For the record, neither hand was sporting the Super Bowl ring that Rodgers and his teammates collected earlier this month.
Back to the camp subject, it would seem that Rodgers was simply emulating his own camp experience as a youth. Again, no?
“I remember being a kid in California and not having this opportunity. To be able to spend time at a camp setting, with college players and Clay (Matthews), Ndamukong (Suh) and myself (Matthews and Suh appeared on Sunday and Monday, respectively), it’s just exciting to be here. Hopefully, we’ll inspire the kids in some way because I remember being that little kid with a dream.”
One parent, Hoss (“Everyone calls me Hoss,” he said), brought his wife and children for the festivities. Although living on the Peninsula, both parents are from the Green Bay area, and were happy as Packers fans to be able to see Rodgers and Matthews. “We try to make it here whenever a pro player visits,” he said. The children appeared to be in possession of a Packers helmet which may or may not have been signed over the course of the morning.
Looking at next season, Rodgers is hopeful that in spite of the lost time, his teammates and he will be ready when and if the strike ends.
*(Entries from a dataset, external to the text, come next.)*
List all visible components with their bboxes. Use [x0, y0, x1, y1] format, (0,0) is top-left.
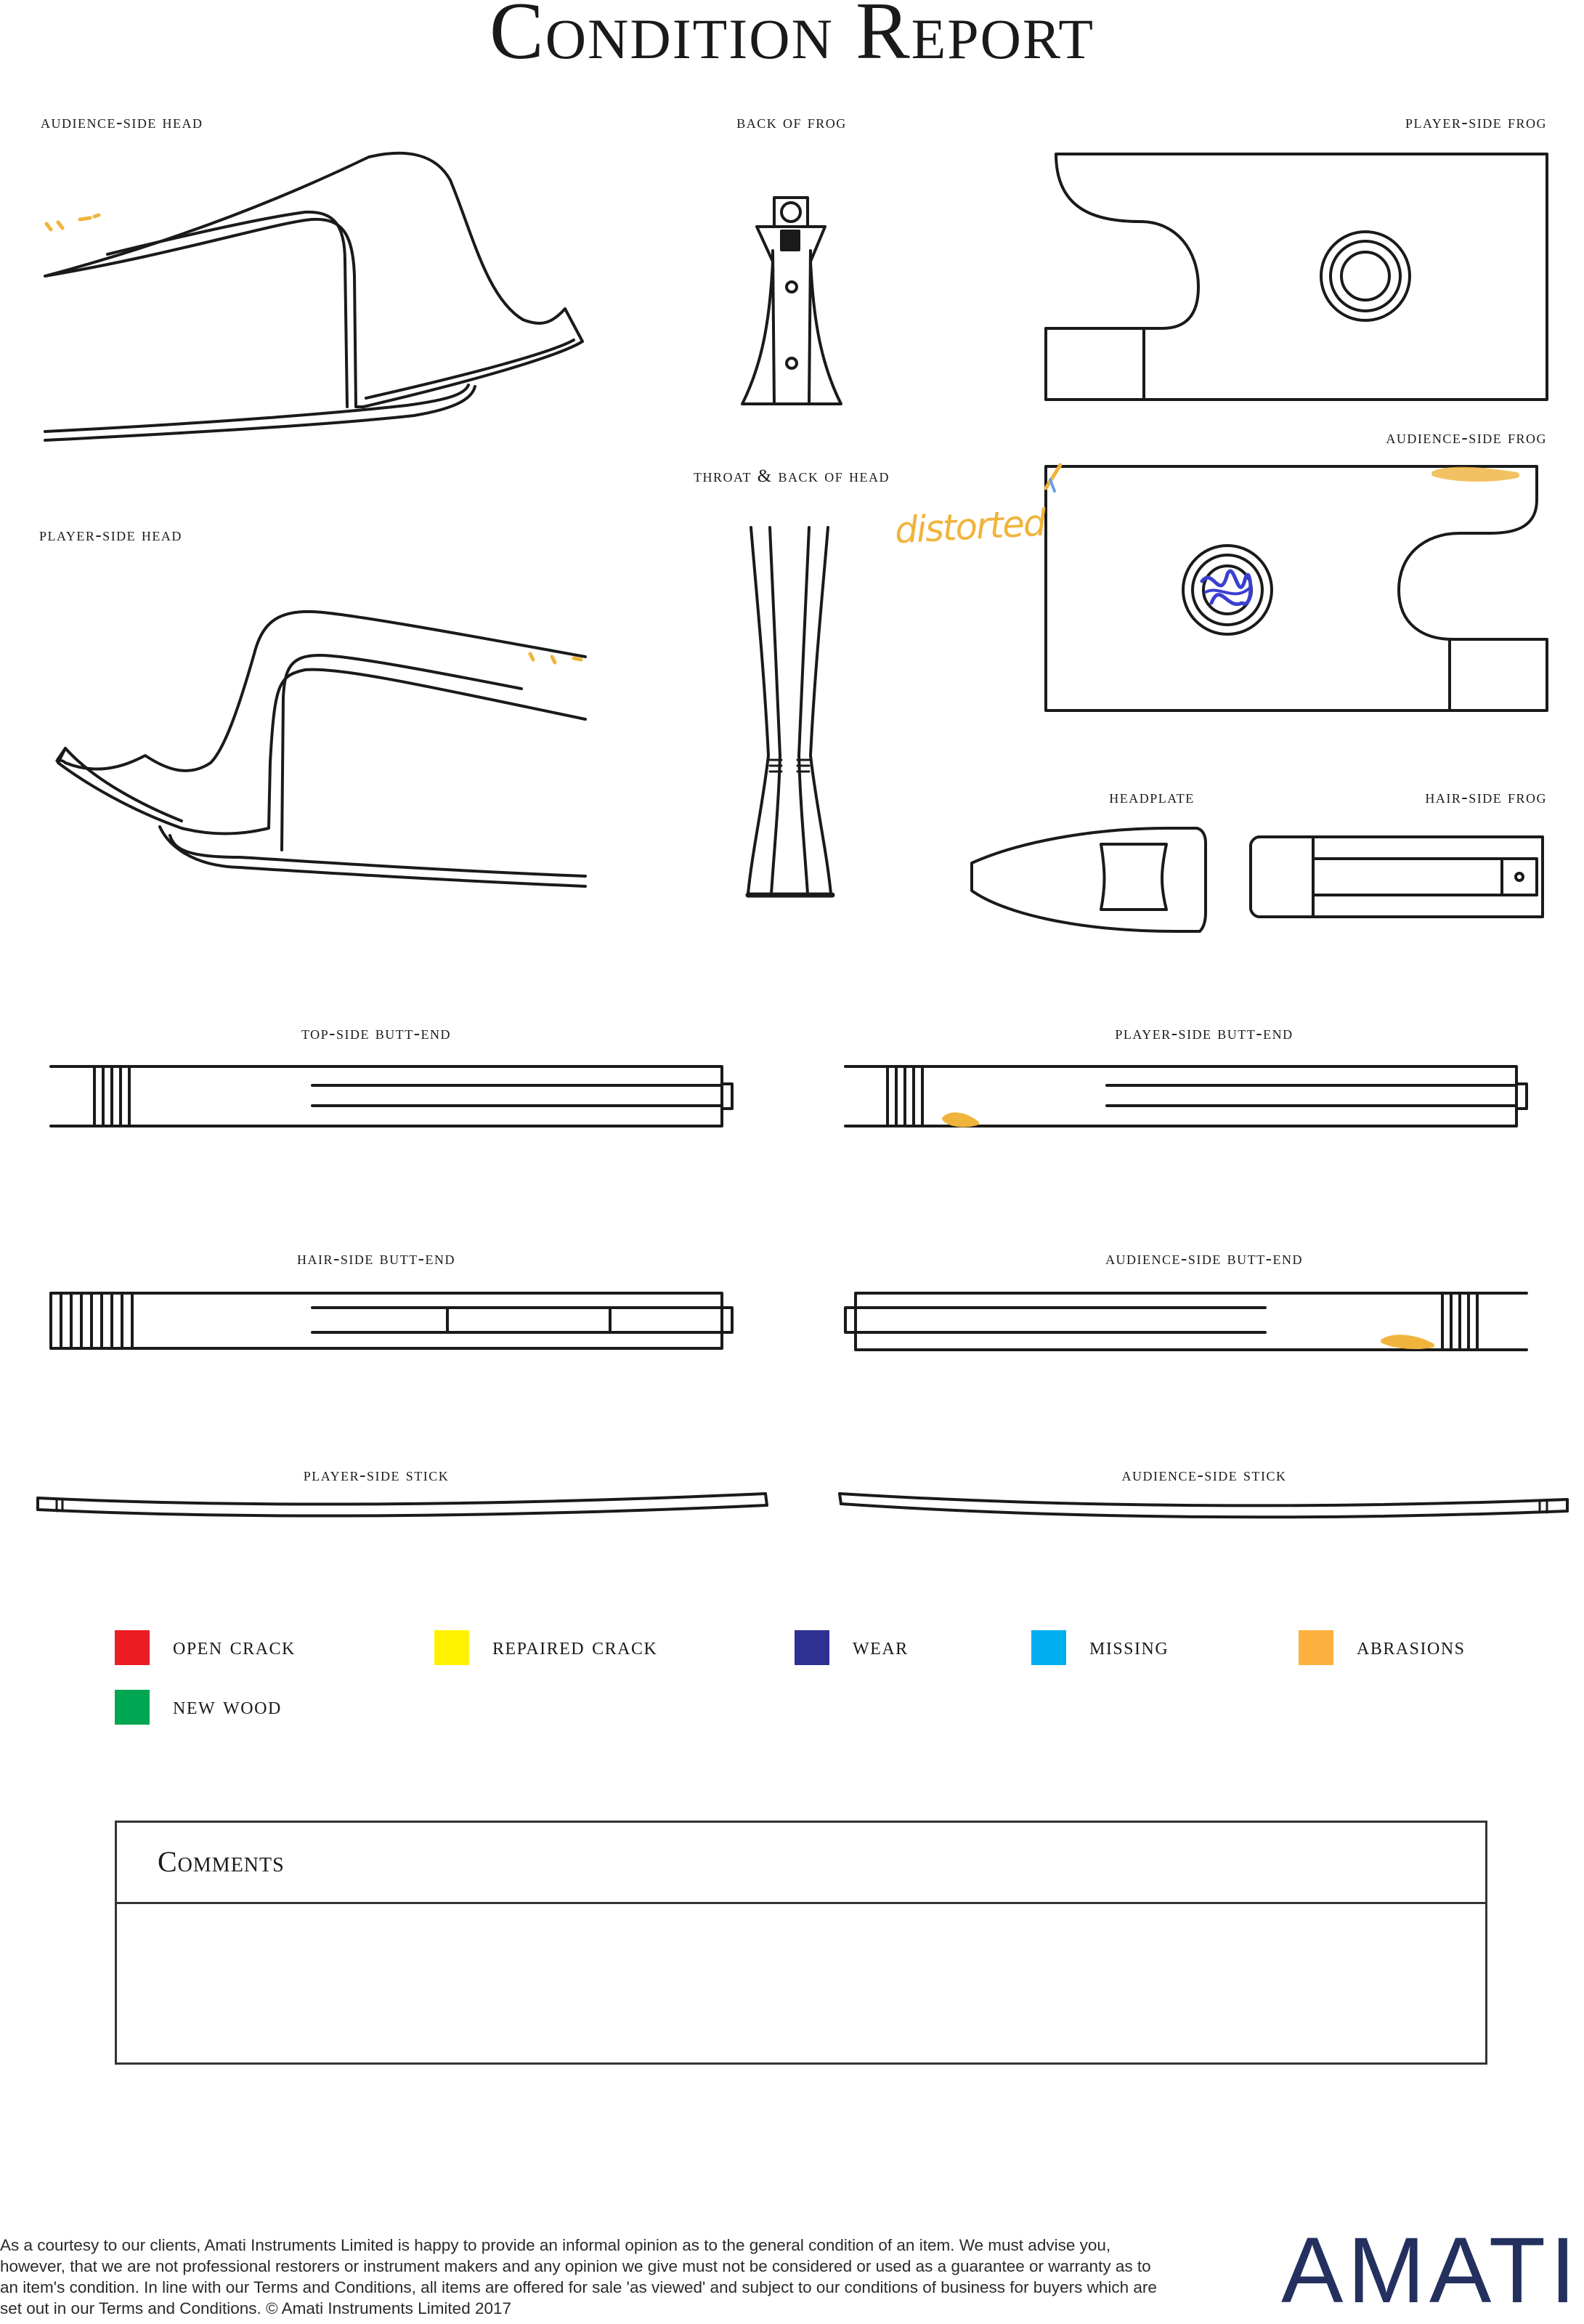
label-throat-back-of-head: throat & back of head [694, 466, 890, 486]
label-player-side-butt-end: player-side butt-end [1115, 1024, 1293, 1043]
label-audience-side-head: audience-side head [41, 113, 203, 132]
legend-label: repaired crack [492, 1633, 658, 1660]
label-hair-side-frog: hair-side frog [1425, 788, 1547, 807]
comments-box [115, 1821, 1487, 2065]
comments-header [117, 1823, 1485, 1904]
legend-swatch [434, 1630, 469, 1665]
legend-swatch [795, 1630, 829, 1665]
disclaimer-text: As a courtesy to our clients, Amati Instruments Limited is happy to provide an informal opinion as to the general condition of an item. We must advise you, however, that we are not professional restorers or instrument makers and any opinion we give must not be considered or used as a guarantee or warranty as to an item's condition. In line with our Terms and Conditions, all items are offered for sale 'as viewed' and subject to our conditions of business for buyers which are set out in our Terms and Conditions. © Amati Instruments Limited 2017 [0, 2236, 1157, 2317]
legend-label: wear [853, 1633, 909, 1660]
amati-logo: AMATI [1281, 2219, 1580, 2323]
player-side-frog-drawing [1046, 154, 1547, 400]
audience-side-head-drawing [45, 153, 582, 440]
top-side-butt-end-drawing [51, 1066, 732, 1126]
page-title: Condition Report [490, 0, 1094, 76]
label-audience-side-frog: audience-side frog [1386, 428, 1547, 448]
label-hair-side-butt-end: hair-side butt-end [297, 1249, 455, 1268]
legend-swatch [1299, 1630, 1333, 1665]
legend-swatch [1031, 1630, 1066, 1665]
throat-back-of-head-drawing [748, 527, 832, 895]
audience-side-head-abrasion-marks [46, 215, 99, 230]
hair-side-frog-drawing [1251, 837, 1543, 917]
hair-side-butt-end-drawing [51, 1293, 732, 1348]
comments-title: Comments [158, 1845, 285, 1878]
player-side-stick-drawing [38, 1494, 767, 1516]
label-player-side-head: player-side head [39, 525, 182, 545]
audience-side-butt-end-drawing [845, 1293, 1527, 1350]
comments-body[interactable] [117, 1904, 1485, 2062]
label-audience-side-butt-end: audience-side butt-end [1105, 1249, 1303, 1268]
label-back-of-frog: back of frog [736, 113, 847, 132]
label-player-side-stick: player-side stick [303, 1465, 450, 1485]
player-side-head-drawing [57, 612, 585, 886]
legend-label: open crack [173, 1633, 296, 1660]
label-player-side-frog: player-side frog [1405, 113, 1547, 132]
legend-swatch [115, 1630, 150, 1665]
legend-label: abrasions [1357, 1633, 1466, 1660]
headplate-drawing [972, 828, 1206, 931]
legend-label: missing [1089, 1633, 1169, 1660]
legend-label: new wood [173, 1693, 282, 1720]
legend-swatch [115, 1690, 150, 1725]
audience-side-frog-drawing [1046, 466, 1547, 710]
label-audience-side-stick: audience-side stick [1121, 1465, 1287, 1485]
back-of-frog-drawing [742, 198, 841, 404]
label-headplate: headplate [1109, 788, 1195, 807]
player-side-butt-end-drawing [845, 1066, 1527, 1126]
audience-side-stick-drawing [840, 1494, 1567, 1517]
label-top-side-butt-end: top-side butt-end [301, 1024, 452, 1043]
distorted-annotation: distorted [893, 501, 1046, 552]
“I miss the guys. I’m probably in the best shape of my life, but getting ready to play, whenever that happens.” On the team front, he added, “I’m getting ready to begin my seventh year. Capers (Dom, the defensive coordinator) is in the third year with his system. (Head coach) Mike McCarthy is starting his sixth year. We’re not going to lose a lot of players. We don’t have to make a lot of adjustments as a team.”